No. 16.—With the Cambridge Expedition.
By DAISY M. BATES.
It was then suggested that I accompany the expedition, and the Under Secretary (Mr. F. D. North) obtained the Colonial Secretary’s consent. I was appointed a travelling protector, with a special commission to conduct inquiries into all native conditions and problems, such as employment on stations, guardianship and care of the indigent, distribution of rations, the half-caste question, the morality of native and half-caste women in towns and mining camps, and many other matters affecting their welfare from an administrative point of view. Sir Gerald Strickland, then Governor of Western Australia, showed a keen personal interest in the expedition, and his wife, Lady Edeline, supplemented my equipment with a medicine chest.
We booked our passages on the little coastal steamer Hobart, packed our equipment and supplies on board, and were so eager to be off that we embarked a few days early on a southern trip, and after an unpremediated voyage to Bunbury, had to return on the vessel, and sail north with her to Geraldton, from which we went by rail to Sandstone. The party consisted of Professor Brown, anthropologist, Mr. Grant Watson, biologist and photographer, myself as Government attache, and Louis Ohlsen, the Swedish cook. A few miles from Sandstone township, we pitched our tents among the natives gathered there, a travelling menage that consisted of a large fly for our dining and community room, furnished with folding chairs and other luxuries, the men’s tent, Louis’s portable kitchen, and my quarters. We were surrounded by nearly 100 natives, from Darlot, Barrambi. Sandstone, Laverton, Mt. Magnet and other nearby districts, and there was obvious ill-feeling and friction among the groups. I spent the afternoon making new friends, greeting old ones, and, with their assistance, digging out some honey-ants, which I preferred to the professor for supper. Grant Watson would have none of them. It took some time to convince the natives that my companions were not policemen, of whom, for their own reasons, they lived in an unholy fear at the time. After some vain endeavours at explanation. I found it easier to introduce them as my two sons! Professor Brown immediately interested himself in their string games, similar to cat’s cradle, and cross-sticks, and other small primitive handicrafts with which they occasionally pass the time.
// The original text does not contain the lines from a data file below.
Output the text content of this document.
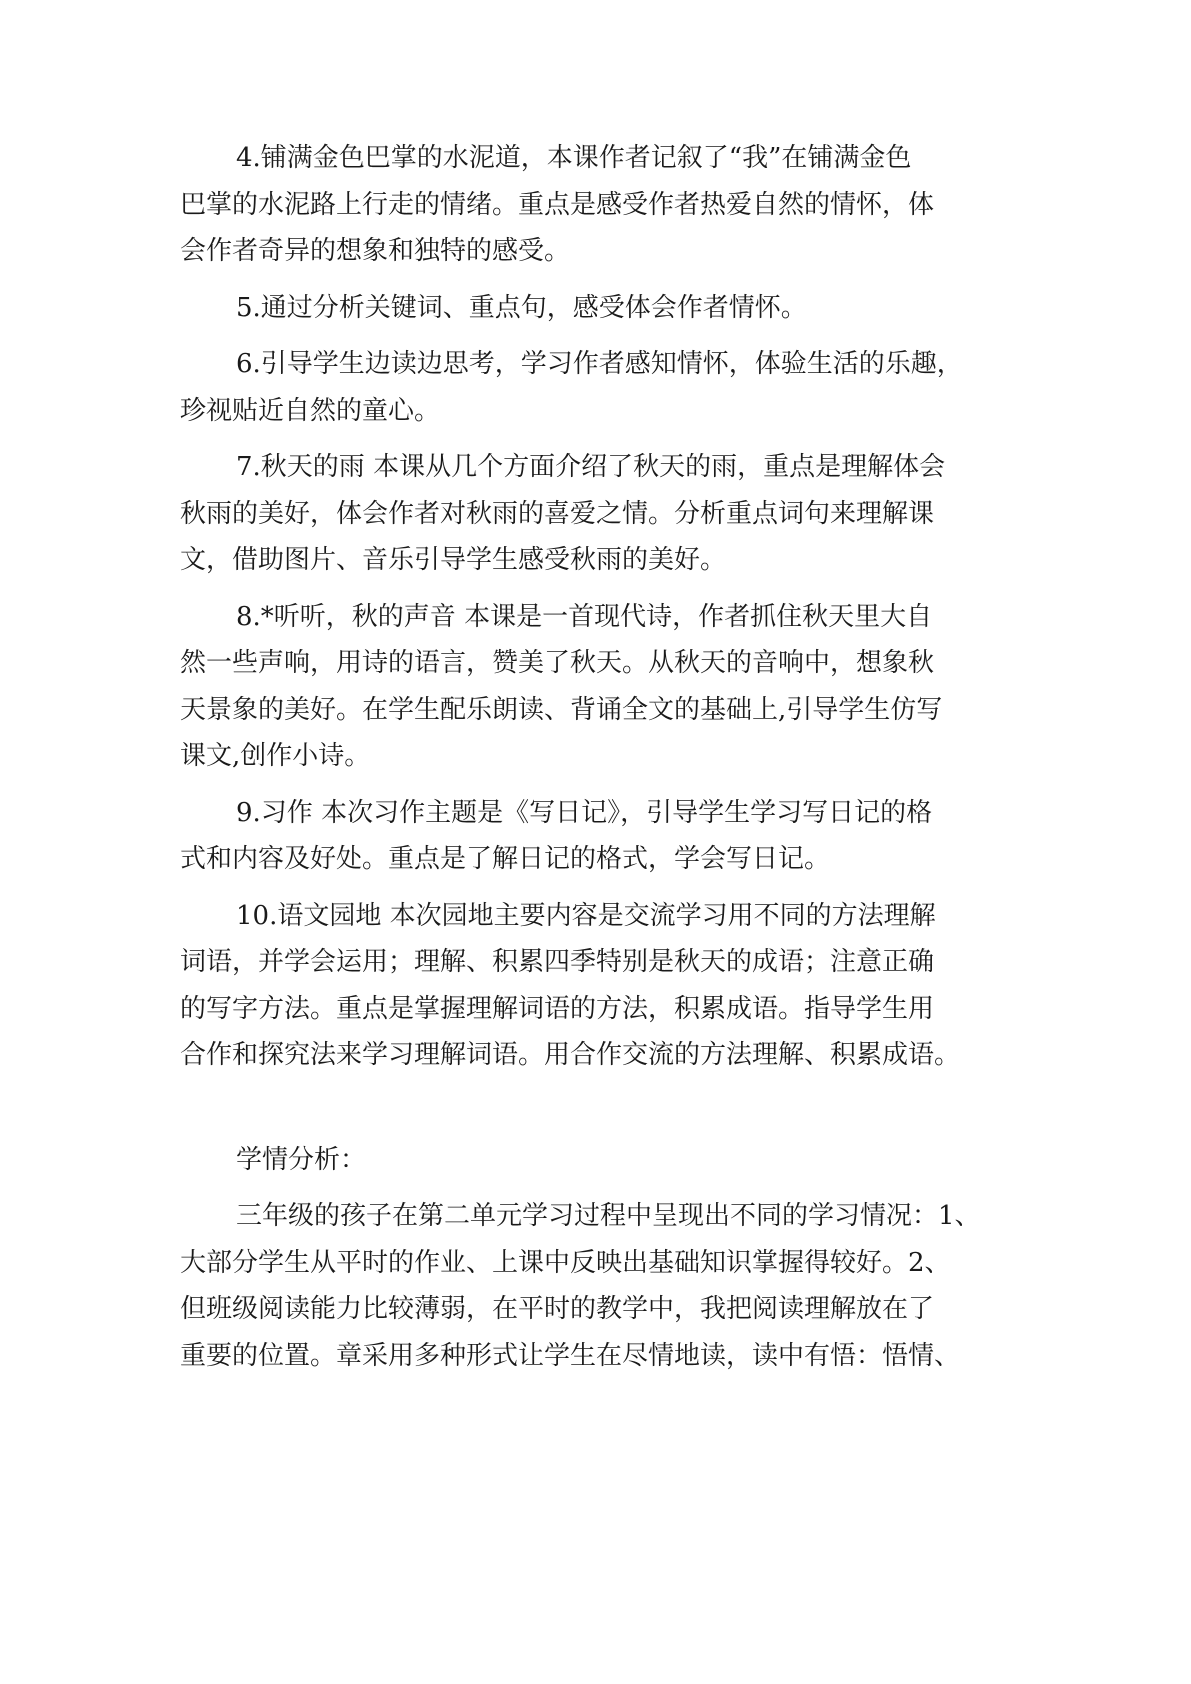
4.铺满金色巴掌的水泥道，本课作者记叙了“我”在铺满金色
巴掌的水泥路上行走的情绪。重点是感受作者热爱自然的情怀，体
会作者奇异的想象和独特的感受。
5.通过分析关键词、重点句，感受体会作者情怀。
6.引导学生边读边思考，学习作者感知情怀，体验生活的乐趣，
珍视贴近自然的童心。
7.秋天的雨 本课从几个方面介绍了秋天的雨，重点是理解体会
秋雨的美好，体会作者对秋雨的喜爱之情。分析重点词句来理解课
文，借助图片、音乐引导学生感受秋雨的美好。
8.*听听，秋的声音 本课是一首现代诗，作者抓住秋天里大自
然一些声响，用诗的语言，赞美了秋天。从秋天的音响中，想象秋
天景象的美好。在学生配乐朗读、背诵全文的基础上,引导学生仿写
课文,创作小诗。
9.习作 本次习作主题是《写日记》，引导学生学习写日记的格
式和内容及好处。重点是了解日记的格式，学会写日记。
10.语文园地 本次园地主要内容是交流学习用不同的方法理解
词语，并学会运用；理解、积累四季特别是秋天的成语；注意正确
的写字方法。重点是掌握理解词语的方法，积累成语。指导学生用
合作和探究法来学习理解词语。用合作交流的方法理解、积累成语。
学情分析：
三年级的孩子在第二单元学习过程中呈现出不同的学习情况：1、
大部分学生从平时的作业、上课中反映出基础知识掌握得较好。2、
但班级阅读能力比较薄弱，在平时的教学中，我把阅读理解放在了
重要的位置。章采用多种形式让学生在尽情地读，读中有悟：悟情、
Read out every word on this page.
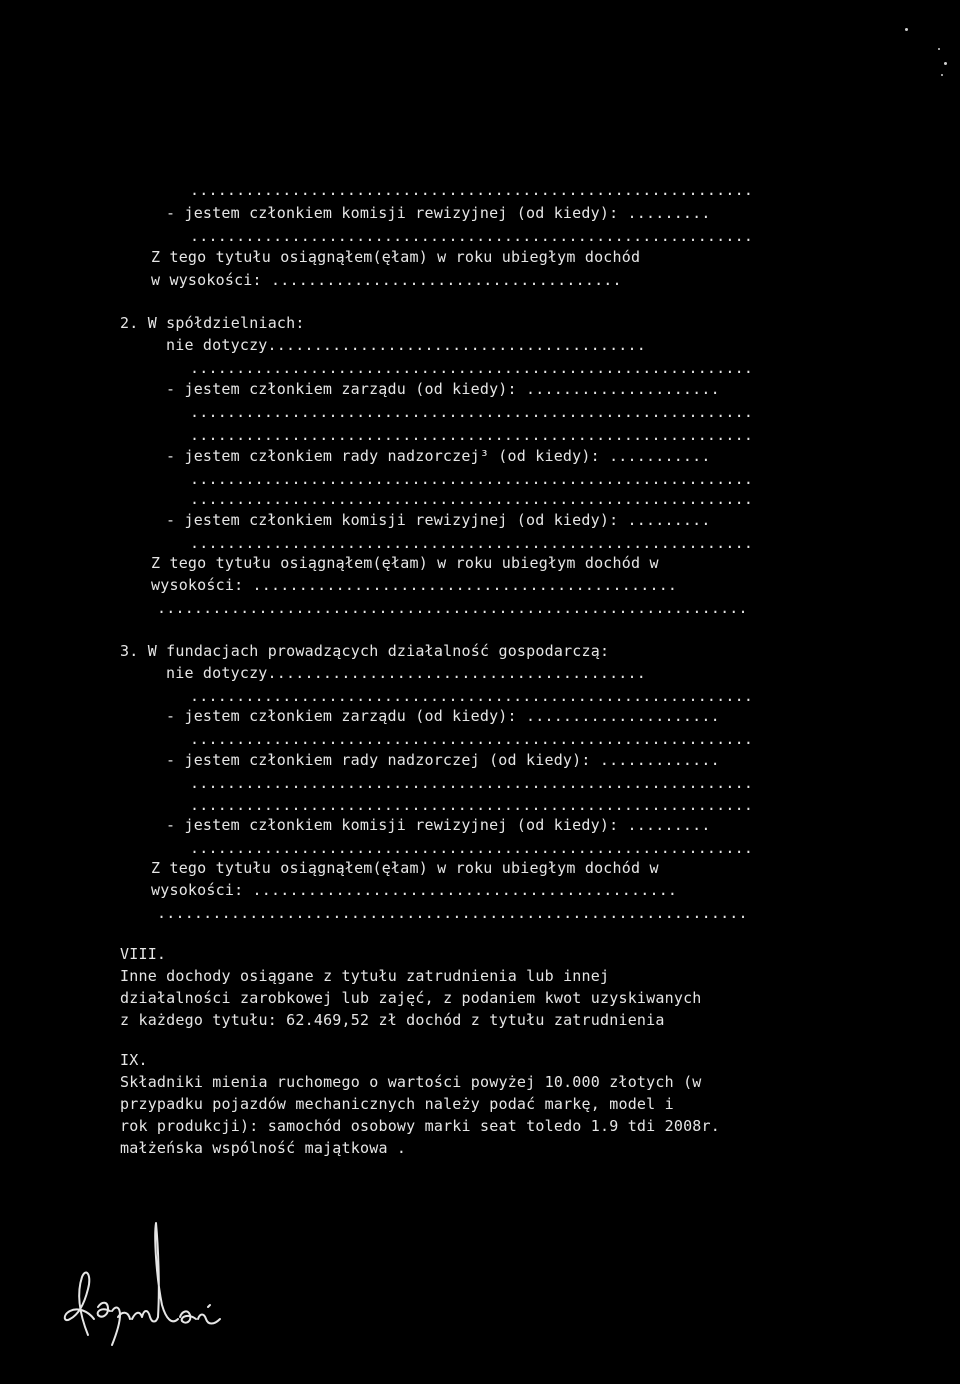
.............................................................
- jestem członkiem komisji rewizyjnej (od kiedy): .........
.............................................................
Z tego tytułu osiągnąłem(ęłam) w roku ubiegłym dochód
w wysokości: ......................................
2. W spółdzielniach:
nie dotyczy.........................................
.............................................................
- jestem członkiem zarządu (od kiedy): .....................
.............................................................
.............................................................
- jestem członkiem rady nadzorczej³ (od kiedy): ...........
.............................................................
.............................................................
- jestem członkiem komisji rewizyjnej (od kiedy): .........
.............................................................
Z tego tytułu osiągnąłem(ęłam) w roku ubiegłym dochód w
wysokości: ..............................................
................................................................
3. W fundacjach prowadzących działalność gospodarczą:
nie dotyczy.........................................
.............................................................
- jestem członkiem zarządu (od kiedy): .....................
.............................................................
- jestem członkiem rady nadzorczej (od kiedy): .............
.............................................................
.............................................................
- jestem członkiem komisji rewizyjnej (od kiedy): .........
.............................................................
Z tego tytułu osiągnąłem(ęłam) w roku ubiegłym dochód w
wysokości: ..............................................
................................................................
VIII.
Inne dochody osiągane z tytułu zatrudnienia lub innej
działalności zarobkowej lub zajęć, z podaniem kwot uzyskiwanych
z każdego tytułu: 62.469,52 zł dochód z tytułu zatrudnienia
IX.
Składniki mienia ruchomego o wartości powyżej 10.000 złotych (w
przypadku pojazdów mechanicznych należy podać markę, model i
rok produkcji): samochód osobowy marki seat toledo 1.9 tdi 2008r.
małżeńska wspólność majątkowa .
A Police Raid. After distributing generous rations and discussing family gossip, we were just beginning to make a little headway in questioning them regarding genealogies and customs when, to our surprise, a police raid was made upon the camps at dawn, and six natives arrested as the Laverton murderers. Several shots were fired by the police, and some of the fugitives tried to hide in our tents, but no one was hurt.
For a more colourful account of the early-morning police raid, see Grant Watson’s book But to What Purpose.